Inverse Modeling Water Contents of Semiarid Soils Using Multi-Objective Parameter Optimization to Obtain the Compromise Solution.

Soil moisture is a critical component in the active restoration of semiarid rangelands, where the near-surface microclimate controls seed germination dynamics. The Simultaneous Heat and Water (SHAW) model was optimized using the multi-objective, parameters estimation algorithm AMALGAM. Three objective functions (OF) were constructed to minimize the root mean square error of surficial (OF₁, 2- and 5-cm), near-surface (OF₂, 10- and 20-cm), and soil profile (OF₃, 0-60cm) moisture data obtained from the Orchard Field Test Site in southwestern Idaho. The site is semi-arid (293 mm, mean annual precipitation) sagebrush rangeland undergoing intense invasion by cheatgrass.  Data used were taken under a bare soil treatment (no transpiration was simulated). Four optimizations were conducted, each with an increasing level of vertical heterogeneity, including a one-layer to a four-layer (L₁ to L₄) soil profile with horizons identified at textural breaks. Sensitivity analysis results indicate that air entry (Ψ_e) had the only consistent response for all three OF. Other water retention parameters (pore-size distribution, b, and saturated water content, [θ_s]) were sensitive but inconsistent across the different OF. Saturated conductivity (K_s) was insensitive for all OF. The multi-objective framework generates a population of equally viable Pareto solutions. In all cases, the Pareto extreme values for OF_1-3 were 0.034, 0.023 and 0.008 m³ m^-3, respectively, under L₁. However, the estimated Pareto front showed that L₁ and L₂ were poorly sampled in the OF space, likely due to the high correlation between OF₂ and OF₃. Considerable tradeoffs between OFs also existed.

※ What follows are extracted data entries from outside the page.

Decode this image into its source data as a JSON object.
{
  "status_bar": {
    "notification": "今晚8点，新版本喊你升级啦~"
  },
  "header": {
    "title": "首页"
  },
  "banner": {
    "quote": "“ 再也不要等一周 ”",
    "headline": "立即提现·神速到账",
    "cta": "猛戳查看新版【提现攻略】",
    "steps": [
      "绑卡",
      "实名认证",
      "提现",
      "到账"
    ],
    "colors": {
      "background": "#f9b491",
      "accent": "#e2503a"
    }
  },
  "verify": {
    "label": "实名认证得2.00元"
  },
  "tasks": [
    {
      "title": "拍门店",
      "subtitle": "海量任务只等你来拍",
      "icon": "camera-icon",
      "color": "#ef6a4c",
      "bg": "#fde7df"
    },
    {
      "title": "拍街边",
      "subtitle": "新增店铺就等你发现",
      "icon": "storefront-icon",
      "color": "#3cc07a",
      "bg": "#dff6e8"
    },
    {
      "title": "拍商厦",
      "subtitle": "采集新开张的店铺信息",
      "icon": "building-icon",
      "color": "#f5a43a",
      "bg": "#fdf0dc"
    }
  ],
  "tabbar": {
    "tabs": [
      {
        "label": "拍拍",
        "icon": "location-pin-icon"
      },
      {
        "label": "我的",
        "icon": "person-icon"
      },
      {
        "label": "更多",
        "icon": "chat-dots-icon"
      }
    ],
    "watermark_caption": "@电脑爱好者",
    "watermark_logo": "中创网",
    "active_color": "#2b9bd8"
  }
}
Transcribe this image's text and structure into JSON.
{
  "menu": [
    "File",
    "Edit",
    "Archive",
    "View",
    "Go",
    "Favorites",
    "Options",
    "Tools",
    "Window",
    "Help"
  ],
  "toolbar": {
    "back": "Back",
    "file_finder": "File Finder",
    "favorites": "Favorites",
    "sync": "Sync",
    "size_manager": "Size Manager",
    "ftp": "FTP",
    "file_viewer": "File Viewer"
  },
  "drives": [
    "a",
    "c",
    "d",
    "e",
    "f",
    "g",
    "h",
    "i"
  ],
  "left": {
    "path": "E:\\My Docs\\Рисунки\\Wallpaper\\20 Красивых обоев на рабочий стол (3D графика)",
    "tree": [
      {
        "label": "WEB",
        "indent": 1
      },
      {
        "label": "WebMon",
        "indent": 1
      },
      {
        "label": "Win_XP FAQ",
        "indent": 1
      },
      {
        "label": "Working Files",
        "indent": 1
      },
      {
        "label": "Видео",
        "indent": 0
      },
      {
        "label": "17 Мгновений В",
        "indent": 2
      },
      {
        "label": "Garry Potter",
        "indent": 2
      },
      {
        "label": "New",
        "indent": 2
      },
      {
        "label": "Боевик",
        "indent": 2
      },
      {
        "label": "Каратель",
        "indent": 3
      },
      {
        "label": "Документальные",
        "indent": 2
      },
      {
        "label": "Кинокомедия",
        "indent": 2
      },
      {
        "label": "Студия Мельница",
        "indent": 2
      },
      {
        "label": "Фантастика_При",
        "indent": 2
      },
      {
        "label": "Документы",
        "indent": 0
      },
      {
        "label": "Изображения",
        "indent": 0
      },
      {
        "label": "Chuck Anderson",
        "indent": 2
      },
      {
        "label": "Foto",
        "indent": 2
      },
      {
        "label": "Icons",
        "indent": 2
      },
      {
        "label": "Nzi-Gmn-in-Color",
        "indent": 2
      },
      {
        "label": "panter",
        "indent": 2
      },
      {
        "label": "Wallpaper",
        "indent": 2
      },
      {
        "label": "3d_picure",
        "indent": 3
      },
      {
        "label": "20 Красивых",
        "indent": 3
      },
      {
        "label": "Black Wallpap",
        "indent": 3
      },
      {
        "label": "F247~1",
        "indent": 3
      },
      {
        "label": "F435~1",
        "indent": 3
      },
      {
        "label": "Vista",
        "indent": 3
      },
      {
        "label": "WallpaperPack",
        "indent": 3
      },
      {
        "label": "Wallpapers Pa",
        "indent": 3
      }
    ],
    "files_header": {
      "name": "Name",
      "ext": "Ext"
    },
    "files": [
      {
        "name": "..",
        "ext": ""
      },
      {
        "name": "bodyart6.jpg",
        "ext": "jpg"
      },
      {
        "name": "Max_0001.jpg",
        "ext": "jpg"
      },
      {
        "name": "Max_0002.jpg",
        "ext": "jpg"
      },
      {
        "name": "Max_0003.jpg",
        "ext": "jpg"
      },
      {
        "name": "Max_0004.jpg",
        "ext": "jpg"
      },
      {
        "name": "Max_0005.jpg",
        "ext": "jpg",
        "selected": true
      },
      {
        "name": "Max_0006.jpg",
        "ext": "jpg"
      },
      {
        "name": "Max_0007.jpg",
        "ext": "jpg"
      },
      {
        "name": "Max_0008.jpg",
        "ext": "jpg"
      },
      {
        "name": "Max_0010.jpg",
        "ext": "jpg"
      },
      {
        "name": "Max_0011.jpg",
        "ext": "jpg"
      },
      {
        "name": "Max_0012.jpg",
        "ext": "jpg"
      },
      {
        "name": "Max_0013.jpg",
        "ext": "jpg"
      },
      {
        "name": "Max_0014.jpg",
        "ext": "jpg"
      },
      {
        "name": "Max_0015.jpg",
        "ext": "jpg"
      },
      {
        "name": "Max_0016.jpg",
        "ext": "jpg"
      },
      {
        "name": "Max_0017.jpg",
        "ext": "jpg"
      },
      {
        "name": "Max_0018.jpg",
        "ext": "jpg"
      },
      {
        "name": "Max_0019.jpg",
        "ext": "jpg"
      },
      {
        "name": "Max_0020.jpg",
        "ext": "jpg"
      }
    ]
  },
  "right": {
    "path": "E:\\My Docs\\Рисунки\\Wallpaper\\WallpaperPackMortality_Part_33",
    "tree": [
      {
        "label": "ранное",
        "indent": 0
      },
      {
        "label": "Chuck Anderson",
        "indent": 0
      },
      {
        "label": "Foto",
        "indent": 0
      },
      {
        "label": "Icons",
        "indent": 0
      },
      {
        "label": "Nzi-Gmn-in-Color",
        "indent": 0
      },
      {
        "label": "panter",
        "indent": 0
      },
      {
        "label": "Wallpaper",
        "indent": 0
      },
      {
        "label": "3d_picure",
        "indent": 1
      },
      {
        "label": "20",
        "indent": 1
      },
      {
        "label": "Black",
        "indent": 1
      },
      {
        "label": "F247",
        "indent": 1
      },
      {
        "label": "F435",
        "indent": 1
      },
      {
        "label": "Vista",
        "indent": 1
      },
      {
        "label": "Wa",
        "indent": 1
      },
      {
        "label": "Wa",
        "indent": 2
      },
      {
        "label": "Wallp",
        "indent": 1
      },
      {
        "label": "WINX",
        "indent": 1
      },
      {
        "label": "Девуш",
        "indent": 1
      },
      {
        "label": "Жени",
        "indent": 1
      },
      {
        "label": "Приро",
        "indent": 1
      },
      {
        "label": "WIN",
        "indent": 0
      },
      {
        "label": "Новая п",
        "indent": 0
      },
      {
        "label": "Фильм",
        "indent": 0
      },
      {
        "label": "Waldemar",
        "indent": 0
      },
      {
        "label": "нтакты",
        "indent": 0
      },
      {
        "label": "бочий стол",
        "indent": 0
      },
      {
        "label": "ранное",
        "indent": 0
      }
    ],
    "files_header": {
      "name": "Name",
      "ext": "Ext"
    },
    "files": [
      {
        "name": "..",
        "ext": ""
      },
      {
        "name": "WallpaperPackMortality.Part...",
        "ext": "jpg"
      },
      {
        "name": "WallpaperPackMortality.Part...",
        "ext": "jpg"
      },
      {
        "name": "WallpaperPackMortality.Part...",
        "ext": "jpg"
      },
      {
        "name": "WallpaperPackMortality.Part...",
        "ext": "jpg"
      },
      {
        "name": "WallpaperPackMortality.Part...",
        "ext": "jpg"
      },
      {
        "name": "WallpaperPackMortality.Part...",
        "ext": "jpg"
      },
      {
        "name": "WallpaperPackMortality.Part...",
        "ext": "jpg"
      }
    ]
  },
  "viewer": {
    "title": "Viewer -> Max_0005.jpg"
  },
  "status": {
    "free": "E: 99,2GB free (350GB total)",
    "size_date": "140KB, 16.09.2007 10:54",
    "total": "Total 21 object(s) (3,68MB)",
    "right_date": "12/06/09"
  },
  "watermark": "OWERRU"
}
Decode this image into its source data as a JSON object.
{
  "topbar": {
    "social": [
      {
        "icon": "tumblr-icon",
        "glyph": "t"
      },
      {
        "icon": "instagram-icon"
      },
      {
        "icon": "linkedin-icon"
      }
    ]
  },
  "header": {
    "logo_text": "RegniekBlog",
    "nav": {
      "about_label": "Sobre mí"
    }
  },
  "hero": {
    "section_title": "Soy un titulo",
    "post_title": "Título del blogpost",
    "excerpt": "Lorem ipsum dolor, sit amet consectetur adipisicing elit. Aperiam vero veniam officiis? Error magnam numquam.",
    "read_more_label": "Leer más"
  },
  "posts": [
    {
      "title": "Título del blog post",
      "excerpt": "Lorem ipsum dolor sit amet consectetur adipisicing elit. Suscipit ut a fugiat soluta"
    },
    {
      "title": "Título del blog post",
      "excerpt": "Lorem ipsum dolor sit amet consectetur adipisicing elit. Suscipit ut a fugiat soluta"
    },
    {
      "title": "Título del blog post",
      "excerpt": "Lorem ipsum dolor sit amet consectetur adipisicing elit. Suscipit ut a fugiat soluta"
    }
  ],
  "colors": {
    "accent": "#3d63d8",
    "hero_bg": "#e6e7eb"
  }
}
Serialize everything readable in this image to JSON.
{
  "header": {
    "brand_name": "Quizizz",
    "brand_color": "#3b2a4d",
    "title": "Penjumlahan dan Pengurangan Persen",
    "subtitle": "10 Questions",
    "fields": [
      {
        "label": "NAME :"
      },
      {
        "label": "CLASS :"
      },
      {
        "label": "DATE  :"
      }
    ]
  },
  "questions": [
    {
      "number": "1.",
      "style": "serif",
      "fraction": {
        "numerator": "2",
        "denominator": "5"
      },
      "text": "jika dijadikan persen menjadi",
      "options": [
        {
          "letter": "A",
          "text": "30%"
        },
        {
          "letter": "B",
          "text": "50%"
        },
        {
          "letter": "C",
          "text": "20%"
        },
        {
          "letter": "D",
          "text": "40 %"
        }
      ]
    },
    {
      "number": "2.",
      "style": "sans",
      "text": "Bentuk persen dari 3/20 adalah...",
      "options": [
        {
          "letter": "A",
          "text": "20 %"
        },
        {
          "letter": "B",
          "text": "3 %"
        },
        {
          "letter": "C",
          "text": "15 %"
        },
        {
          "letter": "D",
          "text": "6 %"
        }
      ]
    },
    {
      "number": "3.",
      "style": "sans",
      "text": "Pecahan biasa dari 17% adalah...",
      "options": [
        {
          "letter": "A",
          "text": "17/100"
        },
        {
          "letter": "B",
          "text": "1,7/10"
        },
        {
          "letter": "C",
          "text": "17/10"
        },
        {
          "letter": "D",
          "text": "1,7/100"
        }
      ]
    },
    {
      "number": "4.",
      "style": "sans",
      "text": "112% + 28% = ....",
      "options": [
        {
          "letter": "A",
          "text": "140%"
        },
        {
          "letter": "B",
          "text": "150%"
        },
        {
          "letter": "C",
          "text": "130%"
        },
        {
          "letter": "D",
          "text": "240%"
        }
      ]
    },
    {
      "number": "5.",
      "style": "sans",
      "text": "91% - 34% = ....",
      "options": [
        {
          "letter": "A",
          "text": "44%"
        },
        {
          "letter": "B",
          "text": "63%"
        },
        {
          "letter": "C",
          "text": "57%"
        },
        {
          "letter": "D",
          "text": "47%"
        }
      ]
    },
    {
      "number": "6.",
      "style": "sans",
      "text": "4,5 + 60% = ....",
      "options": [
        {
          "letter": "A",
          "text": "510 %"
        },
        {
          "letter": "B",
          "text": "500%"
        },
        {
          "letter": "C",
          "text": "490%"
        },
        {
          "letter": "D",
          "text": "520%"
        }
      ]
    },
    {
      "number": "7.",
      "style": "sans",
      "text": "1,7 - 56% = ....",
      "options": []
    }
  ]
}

With increasing heterogeneity (and more parameters), lower OF were obtained but ultimately the variance increased significantly with depth. The Euclidean compromise solution (the single Pareto solution closest to the origin) between all three normalized OF produced a particularly ‘good’ parameter set with values within physically realistic bounds. For cases where observed surficial measurement data are noisy, as in this case, a compromise solution is a promising means to statistically obtain a solution across multiple sensors and OF.